El sonido del viento era lo único que contradecía la paz y el silencio de la cima de esa montaña, alrededor solo se podía observar un océano formado por infinidad de nubes. Aunque la temperatura era muy baja, el ki de Vegeta lograba darles el calor necesario.

—Este lugar es realmente maravilloso. ¿Por qué nunca me habías traído aquí? —preguntó Bulma mientras se acomodaba la ropa y sacaba un espejo de su mochila.

—Si mal no recuerdo no te traje, tú llegaste sola —respondió Vegeta, sobre la manta recargado en una roca ya con su uniforme puesto.

—Pensé que necesitabas compañía. – Le guiñó un ojo—. Y creo que no me equivoqué.

—¿Cómo demonios me encontraste? – preguntó poniéndose de pie y caminando hacia ella.

—Vegeta, Vegeta, Vegeta. Después de cinco años de conocernos hay cosas que ya deberías saber de mí: como el hecho de que soy capaz de cualquier cosa con tal de salirme con la mía. —Le guiñó el ojo de nuevo y se abrazó a su cuello.

—¡Déjate de tonterías! —Se zafó bruscamente de su abrazo—. Espero no se te haya ocurrido ponerme un rastreador o algo.

—¡Uy! ¡Eres un bruto! —Se sobó los brazos— . Para tu información, no eres tan importante como para querer saber dónde estás todo el tiempo. —Levantó la cara con desdén—. Te encontré con esto. —Le mostró un rastreador verde—. Solo seguí la lógica: los niveles más altos se encontraban dos en la montaña Paoz, otros en Kame house y uno de los más fuertes en el lugar más recóndito del planeta, y conociéndote como te conozco y esa manía tuya de aislarte cuando estás mal, era lógico que te encontraría aquí.

—¡Deja de decir que me conoces! ¡Porque no es así! —La encaró molesto.

Bulma le dio un empujón que aunque comparado con la fuerza de Vegeta no era nada, éste dio un paso atrás.

—¡Te conozco y lo sabes! ¡Ya déjate esa careta de chico malo que conmigo no te va a funcionar! —Le apuntó el pecho con el dedo—. ¡Te conozco tan bien que sé que tus malditos fantasmas y frustraciones te están volviendo loco! ¡Ya es suficiente de autocompadecerte, Vegeta! ¡Sé lo mucho que te afectó la muerte de Goku! Pero no puedes seguir así. —Le habló más suavemente y puso su mano en el pecho de Vegeta—. Si no vas a hacerlo por ti, hazlo por tu hijo. ¿Quieres que crezca observando solo el cascarón de lo que fue su padre? ¿Es eso? ¿Acaso no quieres que se sienta orgulloso de ser el hijo del gran príncipe de los saiyajin?

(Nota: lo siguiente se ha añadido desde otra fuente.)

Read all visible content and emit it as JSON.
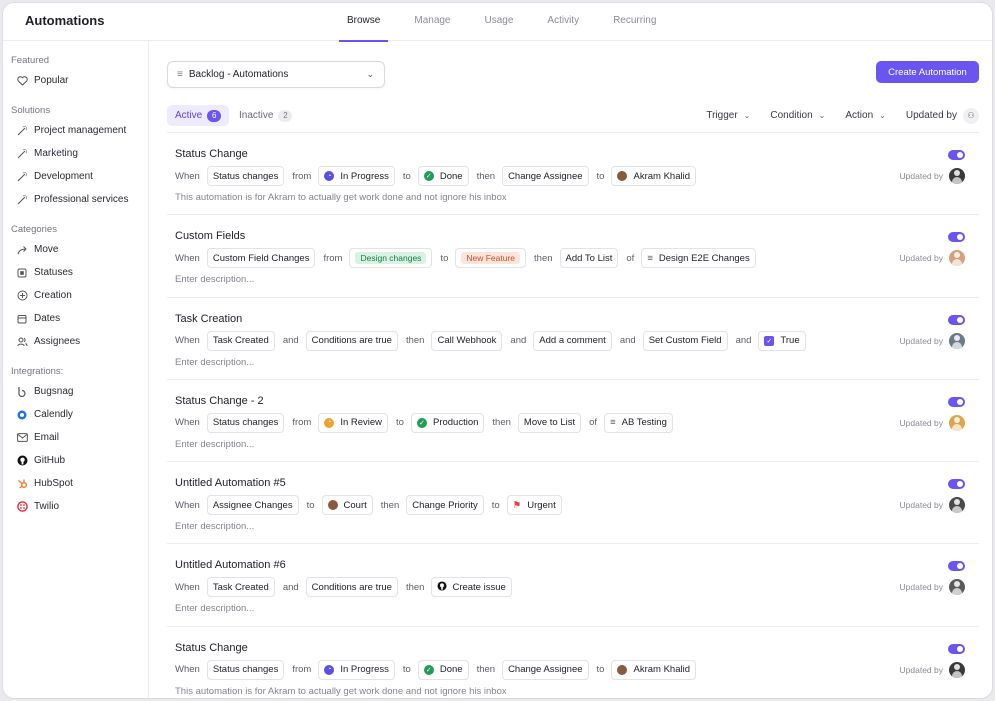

—¡Cállate de una maldita vez! –Le dio un leve empujón—. ¡A mí no me importa para nada ese mocoso ni me importas tú, si dices conocerme ya deberías saber eso! —Sonrió de manera maliciosa y dio un paso más hacia ella, y la hizo quedar justo a la orilla del abismo—. Si fuera tú no andaría tan confiada a mi alrededor, si me conocieras realmente sabrías de lo que soy capaz.

Su intención era asustarla, pero Bulma sonrió sin demostrar una pizca de miedo.

—¿Intentas asustarme? Vegeta, si estoy confiada es porque sé que contigo estoy segura. Confió en ti. —Le sonrió.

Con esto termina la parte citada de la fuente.